Chi Piscium

Observation data Epoch J2000.0 Equinox J2000.0 (ICRS)
- Constellation: Pisces
- Right ascension: 01^{h} 11^{m} 27.21877^{s}
- Declination: +21° 02′ 04.7406″
- Apparent magnitude (V): +4.64

Characteristics
- Evolutionary stage: red clump
- Spectral type: G8.5 III
- U−B color index: +0.83
- B−V color index: +1.02

Astrometry
- Radial velocity (R_{v}): +15.04±0.21 km/s
- Proper motion (μ): RA: +39.32 mas/yr Dec.: −10.48 mas/yr
- Parallax (π): 8.50±0.21 mas
- Distance: 384 ± 9 ly (118 ± 3 pc)
- Absolute magnitude (M_{V}): −1.13

Details
- Mass: 3.17±0.23 M_{☉}
- Radius: 15.75±0.97 R_{☉}
- Luminosity: 209.2±10.5 L_{☉}
- Surface gravity (log g): 2.33±0.05 cgs
- Temperature: 4,835±28 K
- Metallicity [Fe/H]: −0.15±0.10 dex
- Rotational velocity (v sin i): 10 km/s
- Age: 380±100 Myr
- Other designations: χ Psc, 84 Piscium, BD+20°172, FK5 1032, HD 7087, HIP 5571, HR 351, SAO 74544

Database references
- SIMBAD: data

= Chi Piscium =

Yellow-hued giant star in the constellation Pisces

Chi Piscium (χ Piscium) is a solitary, orange-hued star in the zodiac constellation of Pisces. It can be seen with the naked eye, having an apparent visual magnitude of +4.64. Based upon an annual parallax shift of 8.50 mas as seen from Earth, it is located about 384 light years from the Sun.

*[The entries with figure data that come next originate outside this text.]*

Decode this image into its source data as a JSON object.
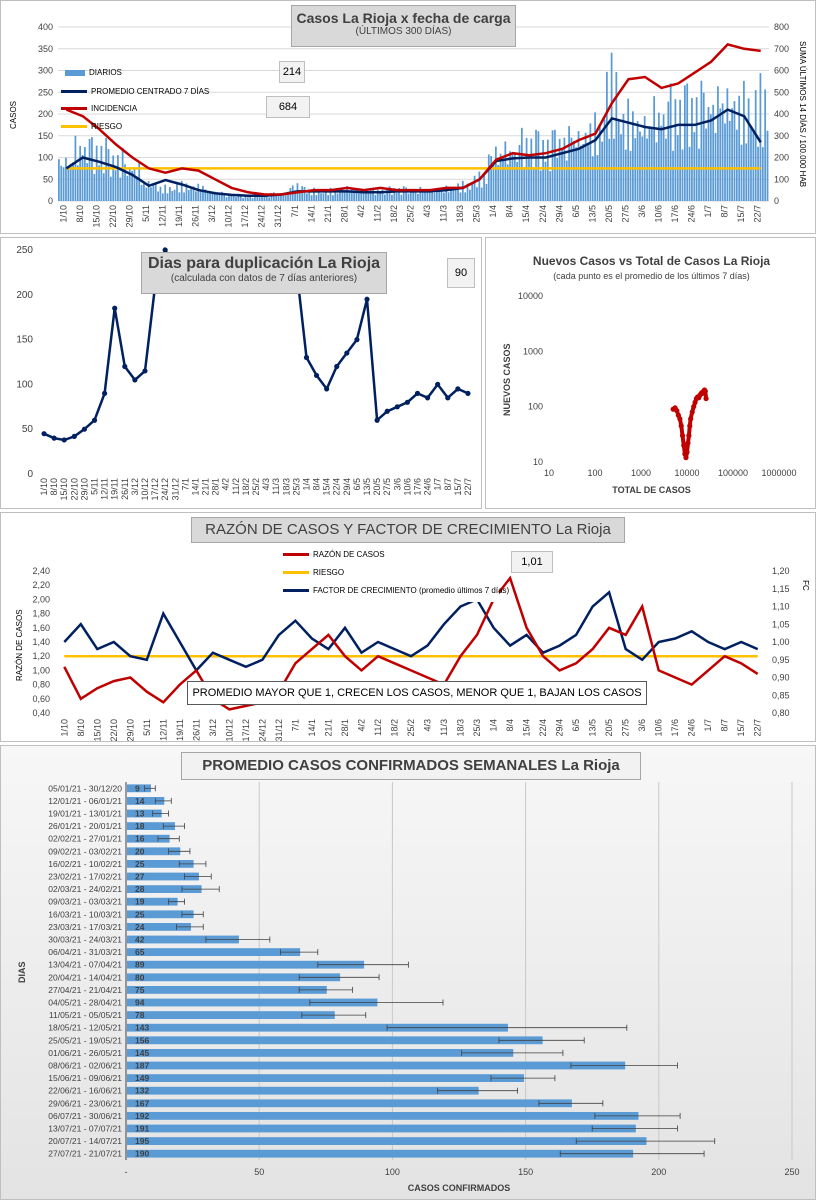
{
  "chart_data": [
    {
      "type": "bar",
      "title": "Casos La Rioja x fecha de carga",
      "subtitle": "(ÚLTIMOS 300 DÍAS)",
      "ylabel": "CASOS",
      "y2label": "SUMA  ÚLTIMOS 14 DÍAS / 100.000 HAB",
      "ylim": [
        0,
        400
      ],
      "y2lim": [
        0,
        800
      ],
      "yticks": [
        "0",
        "50",
        "100",
        "150",
        "200",
        "250",
        "300",
        "350",
        "400"
      ],
      "y2ticks": [
        "0",
        "100",
        "200",
        "300",
        "400",
        "500",
        "600",
        "700",
        "800"
      ],
      "x": [
        "1/10",
        "8/10",
        "15/10",
        "22/10",
        "29/10",
        "5/11",
        "12/11",
        "19/11",
        "26/11",
        "3/12",
        "10/12",
        "17/12",
        "24/12",
        "31/12",
        "7/1",
        "14/1",
        "21/1",
        "28/1",
        "4/2",
        "11/2",
        "18/2",
        "25/2",
        "4/3",
        "11/3",
        "18/3",
        "25/3",
        "1/4",
        "8/4",
        "15/4",
        "22/4",
        "29/4",
        "6/5",
        "13/5",
        "20/5",
        "27/5",
        "3/6",
        "10/6",
        "17/6",
        "24/6",
        "1/7",
        "8/7",
        "15/7",
        "22/7"
      ],
      "annotations": [
        "214",
        "684"
      ],
      "series": [
        {
          "name": "DIARIOS",
          "values": [
            80,
            105,
            95,
            80,
            65,
            35,
            25,
            30,
            28,
            18,
            12,
            10,
            12,
            16,
            30,
            20,
            20,
            25,
            20,
            20,
            22,
            22,
            20,
            25,
            30,
            45,
            95,
            100,
            110,
            105,
            120,
            130,
            140,
            220,
            160,
            155,
            170,
            175,
            180,
            190,
            200,
            185,
            190
          ]
        },
        {
          "name": "PROMEDIO CENTRADO 7 DÍAS",
          "values": [
            75,
            100,
            90,
            78,
            60,
            35,
            48,
            38,
            25,
            18,
            14,
            12,
            12,
            15,
            22,
            22,
            22,
            22,
            20,
            20,
            22,
            22,
            22,
            25,
            30,
            50,
            92,
            98,
            100,
            100,
            110,
            120,
            140,
            190,
            180,
            170,
            165,
            175,
            175,
            185,
            210,
            195,
            135
          ]
        },
        {
          "name": "INCIDENCIA",
          "values": [
            420,
            390,
            330,
            260,
            200,
            150,
            130,
            150,
            140,
            100,
            60,
            40,
            30,
            30,
            40,
            50,
            50,
            60,
            50,
            60,
            50,
            50,
            50,
            60,
            60,
            100,
            190,
            220,
            210,
            220,
            240,
            280,
            310,
            450,
            560,
            570,
            520,
            540,
            590,
            640,
            720,
            700,
            690
          ]
        },
        {
          "name": "RIESGO",
          "values": [
            150,
            150,
            150,
            150,
            150,
            150,
            150,
            150,
            150,
            150,
            150,
            150,
            150,
            150,
            150,
            150,
            150,
            150,
            150,
            150,
            150,
            150,
            150,
            150,
            150,
            150,
            150,
            150,
            150,
            150,
            150,
            150,
            150,
            150,
            150,
            150,
            150,
            150,
            150,
            150,
            150,
            150,
            150
          ]
        }
      ]
    },
    {
      "type": "line",
      "title": "Dias para duplicación La Rioja",
      "subtitle": "(calculada con datos de 7 días anteriores)",
      "annotation": "90",
      "ylim": [
        0,
        250
      ],
      "yticks": [
        "0",
        "50",
        "100",
        "150",
        "200",
        "250"
      ],
      "x": [
        "1/10",
        "8/10",
        "15/10",
        "22/10",
        "29/10",
        "5/11",
        "12/11",
        "19/11",
        "26/11",
        "3/12",
        "10/12",
        "17/12",
        "24/12",
        "31/12",
        "7/1",
        "14/1",
        "21/1",
        "28/1",
        "4/2",
        "11/2",
        "18/2",
        "25/2",
        "4/3",
        "11/3",
        "18/3",
        "25/3",
        "1/4",
        "8/4",
        "15/4",
        "22/4",
        "29/4",
        "6/5",
        "13/5",
        "20/5",
        "27/5",
        "3/6",
        "10/6",
        "17/6",
        "24/6",
        "1/7",
        "8/7",
        "15/7",
        "22/7"
      ],
      "values": [
        45,
        40,
        38,
        42,
        50,
        60,
        90,
        185,
        120,
        105,
        115,
        210,
        250,
        230,
        null,
        null,
        null,
        null,
        null,
        null,
        null,
        null,
        null,
        null,
        null,
        230,
        130,
        110,
        95,
        120,
        135,
        150,
        195,
        60,
        70,
        75,
        80,
        90,
        85,
        100,
        85,
        95,
        90
      ]
    },
    {
      "type": "scatter",
      "title": "Nuevos Casos vs Total de Casos La Rioja",
      "subtitle": "(cada punto es el promedio de los últimos 7 días)",
      "xlabel": "TOTAL DE CASOS",
      "ylabel": "NUEVOS CASOS",
      "xscale": "log",
      "yscale": "log",
      "xlim": [
        10,
        1000000
      ],
      "ylim": [
        10,
        10000
      ],
      "xticks": [
        "10",
        "100",
        "1000",
        "10000",
        "100000",
        "1000000"
      ],
      "yticks": [
        "10",
        "100",
        "1000",
        "10000"
      ],
      "points": [
        [
          5000,
          90
        ],
        [
          5500,
          95
        ],
        [
          6000,
          85
        ],
        [
          6500,
          70
        ],
        [
          7000,
          60
        ],
        [
          7500,
          45
        ],
        [
          8000,
          30
        ],
        [
          8500,
          20
        ],
        [
          9000,
          14
        ],
        [
          9500,
          12
        ],
        [
          10000,
          15
        ],
        [
          10500,
          22
        ],
        [
          11000,
          30
        ],
        [
          11500,
          45
        ],
        [
          12000,
          60
        ],
        [
          13000,
          80
        ],
        [
          14000,
          100
        ],
        [
          15000,
          120
        ],
        [
          16000,
          140
        ],
        [
          17000,
          150
        ],
        [
          18000,
          145
        ],
        [
          19000,
          160
        ],
        [
          20000,
          170
        ],
        [
          21000,
          180
        ],
        [
          22000,
          175
        ],
        [
          23000,
          190
        ],
        [
          24000,
          200
        ],
        [
          25000,
          190
        ],
        [
          26000,
          140
        ]
      ]
    },
    {
      "type": "line",
      "title": "RAZÓN DE CASOS Y FACTOR DE CRECIMIENTO La Rioja",
      "ylabel": "RAZÓN DE CASOS",
      "y2label": "FC",
      "annotation": "1,01",
      "note": "PROMEDIO MAYOR QUE 1, CRECEN LOS CASOS, MENOR QUE 1, BAJAN LOS CASOS",
      "ylim": [
        0.4,
        2.4
      ],
      "y2lim": [
        0.8,
        1.2
      ],
      "yticks": [
        "0,40",
        "0,60",
        "0,80",
        "1,00",
        "1,20",
        "1,40",
        "1,60",
        "1,80",
        "2,00",
        "2,20",
        "2,40"
      ],
      "y2ticks": [
        "0,80",
        "0,85",
        "0,90",
        "0,95",
        "1,00",
        "1,05",
        "1,10",
        "1,15",
        "1,20"
      ],
      "x": [
        "1/10",
        "8/10",
        "15/10",
        "22/10",
        "29/10",
        "5/11",
        "12/11",
        "19/11",
        "26/11",
        "3/12",
        "10/12",
        "17/12",
        "24/12",
        "31/12",
        "7/1",
        "14/1",
        "21/1",
        "28/1",
        "4/2",
        "11/2",
        "18/2",
        "25/2",
        "4/3",
        "11/3",
        "18/3",
        "25/3",
        "1/4",
        "8/4",
        "15/4",
        "22/4",
        "29/4",
        "6/5",
        "13/5",
        "20/5",
        "27/5",
        "3/6",
        "10/6",
        "17/6",
        "24/6",
        "1/7",
        "8/7",
        "15/7",
        "22/7"
      ],
      "series": [
        {
          "name": "RAZÓN DE CASOS",
          "values": [
            1.05,
            0.6,
            0.75,
            0.85,
            0.9,
            0.7,
            0.55,
            0.8,
            1.0,
            0.6,
            0.45,
            0.5,
            0.55,
            0.7,
            1.1,
            1.3,
            1.5,
            1.2,
            1.0,
            1.2,
            1.1,
            1.0,
            0.9,
            0.8,
            1.2,
            1.5,
            2.0,
            2.3,
            1.6,
            1.2,
            1.0,
            1.1,
            1.3,
            1.6,
            1.5,
            1.9,
            1.0,
            0.9,
            0.8,
            1.0,
            1.2,
            1.1,
            0.95
          ]
        },
        {
          "name": "RIESGO",
          "values": [
            1.2,
            1.2,
            1.2,
            1.2,
            1.2,
            1.2,
            1.2,
            1.2,
            1.2,
            1.2,
            1.2,
            1.2,
            1.2,
            1.2,
            1.2,
            1.2,
            1.2,
            1.2,
            1.2,
            1.2,
            1.2,
            1.2,
            1.2,
            1.2,
            1.2,
            1.2,
            1.2,
            1.2,
            1.2,
            1.2,
            1.2,
            1.2,
            1.2,
            1.2,
            1.2,
            1.2,
            1.2,
            1.2,
            1.2,
            1.2,
            1.2,
            1.2,
            1.2
          ]
        },
        {
          "name": "FACTOR DE CRECIMIENTO (promedio últimos 7 días)",
          "values": [
            1.0,
            1.05,
            0.98,
            1.0,
            0.96,
            0.95,
            1.08,
            1.0,
            0.92,
            0.97,
            0.95,
            0.93,
            0.95,
            1.02,
            1.06,
            1.01,
            0.98,
            1.04,
            0.97,
            1.0,
            0.98,
            0.96,
            0.99,
            1.05,
            1.1,
            1.12,
            1.04,
            0.99,
            1.02,
            0.97,
            0.99,
            1.02,
            1.1,
            1.14,
            0.98,
            0.95,
            1.0,
            1.01,
            1.03,
            1.0,
            0.98,
            1.0,
            0.98
          ]
        }
      ]
    },
    {
      "type": "bar",
      "orientation": "horizontal",
      "title": "PROMEDIO CASOS CONFIRMADOS SEMANALES La Rioja",
      "xlabel": "CASOS CONFIRMADOS",
      "ylabel": "DIAS",
      "xlim": [
        0,
        250
      ],
      "xticks": [
        "-",
        "50",
        "100",
        "150",
        "200",
        "250"
      ],
      "categories": [
        "05/01/21 - 30/12/20",
        "12/01/21 - 06/01/21",
        "19/01/21 - 13/01/21",
        "26/01/21 - 20/01/21",
        "02/02/21 - 27/01/21",
        "09/02/21 - 03/02/21",
        "16/02/21 - 10/02/21",
        "23/02/21 - 17/02/21",
        "02/03/21 - 24/02/21",
        "09/03/21 - 03/03/21",
        "16/03/21 - 10/03/21",
        "23/03/21 - 17/03/21",
        "30/03/21 - 24/03/21",
        "06/04/21 - 31/03/21",
        "13/04/21 - 07/04/21",
        "20/04/21 - 14/04/21",
        "27/04/21 - 21/04/21",
        "04/05/21 - 28/04/21",
        "11/05/21 - 05/05/21",
        "18/05/21 - 12/05/21",
        "25/05/21 - 19/05/21",
        "01/06/21 - 26/05/21",
        "08/06/21 - 02/06/21",
        "15/06/21 - 09/06/21",
        "22/06/21 - 16/06/21",
        "29/06/21 - 23/06/21",
        "06/07/21 - 30/06/21",
        "13/07/21 - 07/07/21",
        "20/07/21 - 14/07/21",
        "27/07/21 - 21/07/21"
      ],
      "values": [
        9,
        14,
        13,
        18,
        16,
        20,
        25,
        27,
        28,
        19,
        25,
        24,
        42,
        65,
        89,
        80,
        75,
        94,
        78,
        143,
        156,
        145,
        187,
        149,
        132,
        167,
        192,
        191,
        195,
        190
      ],
      "labels": [
        "9",
        "14",
        "13",
        "18",
        "16",
        "20",
        "25",
        "27",
        "28",
        "19",
        "25",
        "24",
        "42",
        "65",
        "89",
        "80",
        "75",
        "94",
        "78",
        "143",
        "156",
        "145",
        "187",
        "149",
        "132",
        "167",
        "192",
        "191",
        "195",
        "190"
      ],
      "errors": [
        2,
        3,
        3,
        4,
        4,
        4,
        5,
        5,
        7,
        3,
        4,
        5,
        12,
        7,
        17,
        15,
        10,
        25,
        12,
        45,
        16,
        19,
        20,
        12,
        15,
        12,
        16,
        16,
        26,
        27
      ]
    }
  ],
  "legend1": {
    "diarios": "DIARIOS",
    "promedio": "PROMEDIO CENTRADO 7 DÍAS",
    "incidencia": "INCIDENCIA",
    "riesgo": "RIESGO"
  },
  "legend4": {
    "razon": "RAZÓN DE CASOS",
    "riesgo": "RIESGO",
    "fc": "FACTOR DE CRECIMIENTO (promedio últimos 7 días)"
  },
  "colors": {
    "bar_blue": "#5b9bd5",
    "navy": "#002060",
    "red": "#c00000",
    "gold": "#ffc000",
    "grid": "#d9d9d9"
  }
}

This is an evolved G-type giant star with a stellar classification of G8.5 III. There is a 94% chance that it is on the horizontal branch and is a red clump star, which means it is generating energy through helium fusion at its core. Chi Piscium is estimated to have 3.17 times the mass of the Sun, nearly 16 times the solar radius, and shines with 192.6 times the Sun's luminosity. It is around 380 million years old.

==Naming==
In Chinese, 奎宿 (Kuí Sù), meaning Legs (asterism), refers to an asterism consisting of χ Piscium, η Andromedae, 65 Piscium, ζ Andromedae, ε Andromedae, δ Andromedae, π Andromedae, ν Andromedae, μ Andromedae, β Andromedae, σ Piscium, τ Piscium, 91 Piscium, υ Piscium, φ Piscium and ψ¹ Piscium. Consequently, the Chinese name for χ Piscium itself is 奎宿十五 (Kuí Sù shíwǔ, the Fifteenth Star of Legs.)